Lieberman also called for an investigation into Scotland's decision to release terminally ill Megrahi on compassionate grounds, amid allegations that the action was part of a quid pro quo that would give British oil interest exploration rights in Libya.
"The suggestions that have followed ... that there was an intermixing here of Megrahi's fate with British interests and oil exploration in Libya are shocking," Lieberman told CNN.
"I don't want to believe they are true, but they are hanging so heavily in the air that I hope that our friends in Britain will convene an independent investigation of this action by the Scottish Justice Minister to release a mass murderer," the Connecticut senator said.

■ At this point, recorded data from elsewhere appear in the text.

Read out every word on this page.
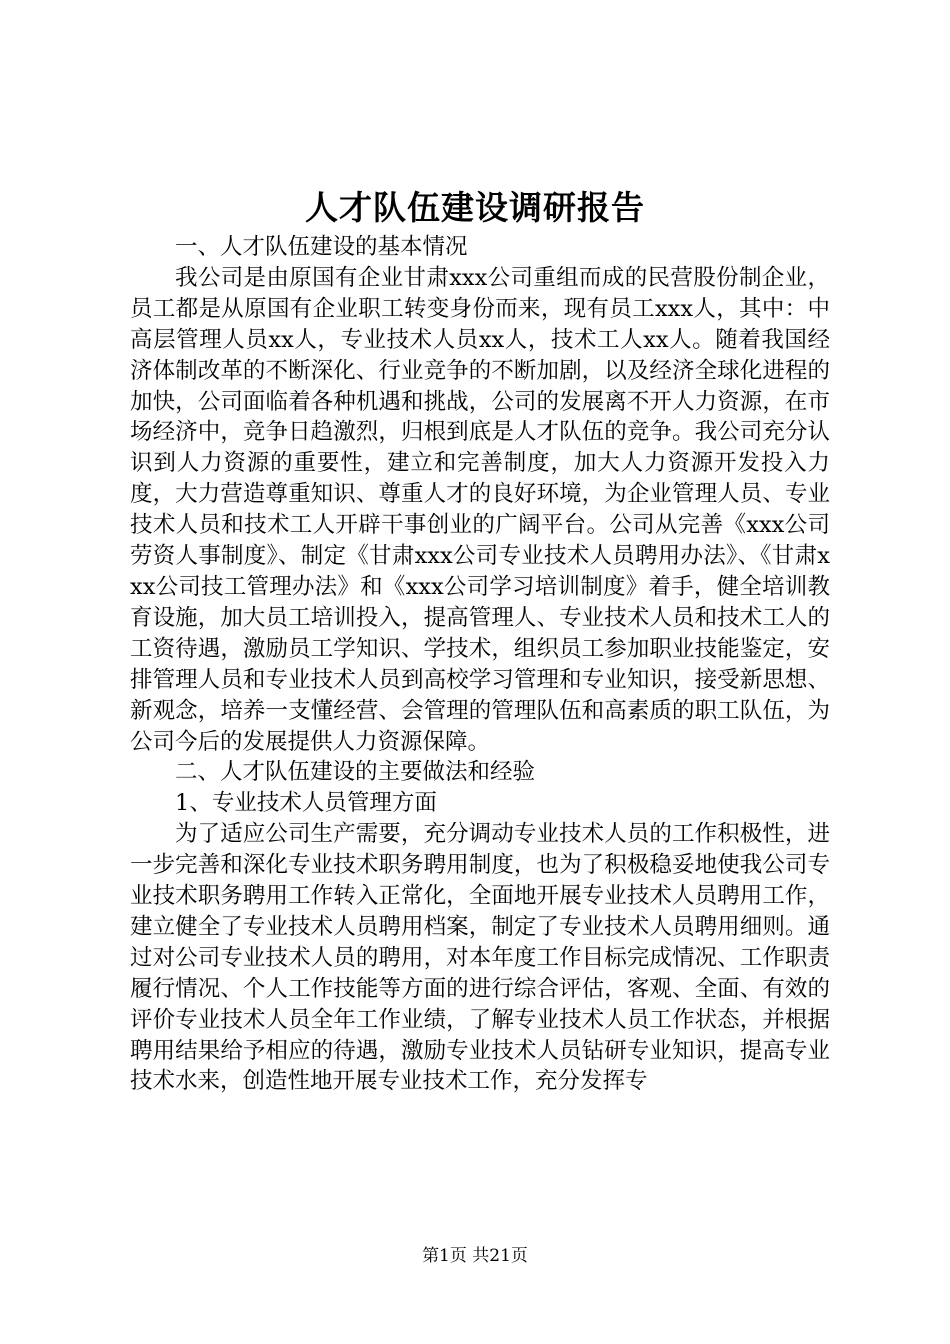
人才队伍建设调研报告

一、人才队伍建设的基本情况

我公司是由原国有企业甘肃xxx公司重组而成的民营股份制企业，员工都是从原国有企业职工转变身份而来，现有员工xxx人，其中：中高层管理人员xx人，专业技术人员xx人，技术工人xx人。随着我国经济体制改革的不断深化、行业竞争的不断加剧，以及经济全球化进程的加快，公司面临着各种机遇和挑战，公司的发展离不开人力资源，在市场经济中，竞争日趋激烈，归根到底是人才队伍的竞争。我公司充分认识到人力资源的重要性，建立和完善制度，加大人力资源开发投入力度，大力营造尊重知识、尊重人才的良好环境，为企业管理人员、专业技术人员和技术工人开辟干事创业的广阔平台。公司从完善《xxx公司劳资人事制度》、制定《甘肃xxx公司专业技术人员聘用办法》、《甘肃xxx公司技工管理办法》和《xxx公司学习培训制度》着手，健全培训教育设施，加大员工培训投入，提高管理人、专业技术人员和技术工人的工资待遇，激励员工学知识、学技术，组织员工参加职业技能鉴定，安排管理人员和专业技术人员到高校学习管理和专业知识，接受新思想、新观念，培养一支懂经营、会管理的管理队伍和高素质的职工队伍，为公司今后的发展提供人力资源保障。

二、人才队伍建设的主要做法和经验

1、专业技术人员管理方面

为了适应公司生产需要，充分调动专业技术人员的工作积极性，进一步完善和深化专业技术职务聘用制度，也为了积极稳妥地使我公司专业技术职务聘用工作转入正常化，全面地开展专业技术人员聘用工作，建立健全了专业技术人员聘用档案，制定了专业技术人员聘用细则。通过对公司专业技术人员的聘用，对本年度工作目标完成情况、工作职责履行情况、个人工作技能等方面的进行综合评估，客观、全面、有效的评价专业技术人员全年工作业绩，了解专业技术人员工作状态，并根据聘用结果给予相应的待遇，激励专业技术人员钻研专业知识，提高专业技术水来，创造性地开展专业技术工作，充分发挥专

第1页 共21页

Lieberman was part of a US delegation to Libya ahead of the controversial release by the Scottish government and had urged Tripoli to show restraint upon the Megrahi's return.
"We hoped the Colonel (Libyan leader Moamer Kadhafi) would get our message that he could not expect relations with the United States, which have been good since after the Iraq war of 2003 ... to go on normally if Megrahi was not only released but greeted as a hero," he said.
Lieberman, an independent senator who was a vice presidential candidate in 2000, noted that bilateral relations had been on the upswing in recent years, with Tripoli cooperating in destroying its weapons of mass destruction and aiding US counterterrorism efforts.
Some of that progress, he said, had been dealt a blow.
"Don't expect President (Barack) Obama to meet Kadhafi at the UN General Assembly in New York in September," he said, signaling one of the first areas where Libya is likely to feel Washington's cold shoulder.
Democratic Senator Ben Cardin, speaking on the same CNN broadcast, said "consequences" should result from Libya's handling of Megrahi's return.
"The terrorist shows no compassion and to give him a compassionate release was wrong. We have to realize what impact this has on our war against terror," he said calling the Libyan intelligence agent a "mass murderer."
"I think it's very serious and I think there should be consequences," said Cardin, also urging a probe of the Scottish government's move.
"I think we need to know what this oil deal is all about and whether there was a compromise to the judicial system for commercial gain."
Meanwhile, Senator Richard Lugar, the top Republican on the Senate Foreign Relations Committee, tempered the outrage somewhat, telling CNN that while Washington "ought to condemn as strongly as possible this release," it was also necessary "to continue our relations with Libya."
He suggested that political realities at home drove the reception received by Megrahi.
"I think it's important to notice that President Kadhafi has a constituency in Libya. And the rest of the world is now engaged in diplomatic relations with Libya," Lugar said.
Kadhafi met Friday with the Lockerbie bomber amid mounting Western outrage over the welcome he received upon his return and national television showed images of Kadhafi receiving and embracing Megrahi.
Megrahi, the only person convicted for the December 1988 bombing of Pan Am Flight 103, which killed 270 people in the air and on the ground in the Scottish town of Lockerbie, was sentenced to life in prison in 2001.
On Thursday, upon his arrival in Tripoli, he was greeted by hundreds of flag-waving well-wishers, despite warnings from the United States that a public celebration might damage relations.
US President Barack Obama on Friday called the red-carpet reception Megrahi received "highly objectionable", while his spokesman Robert Gibbs denounced the display as "outrageous and disgusting."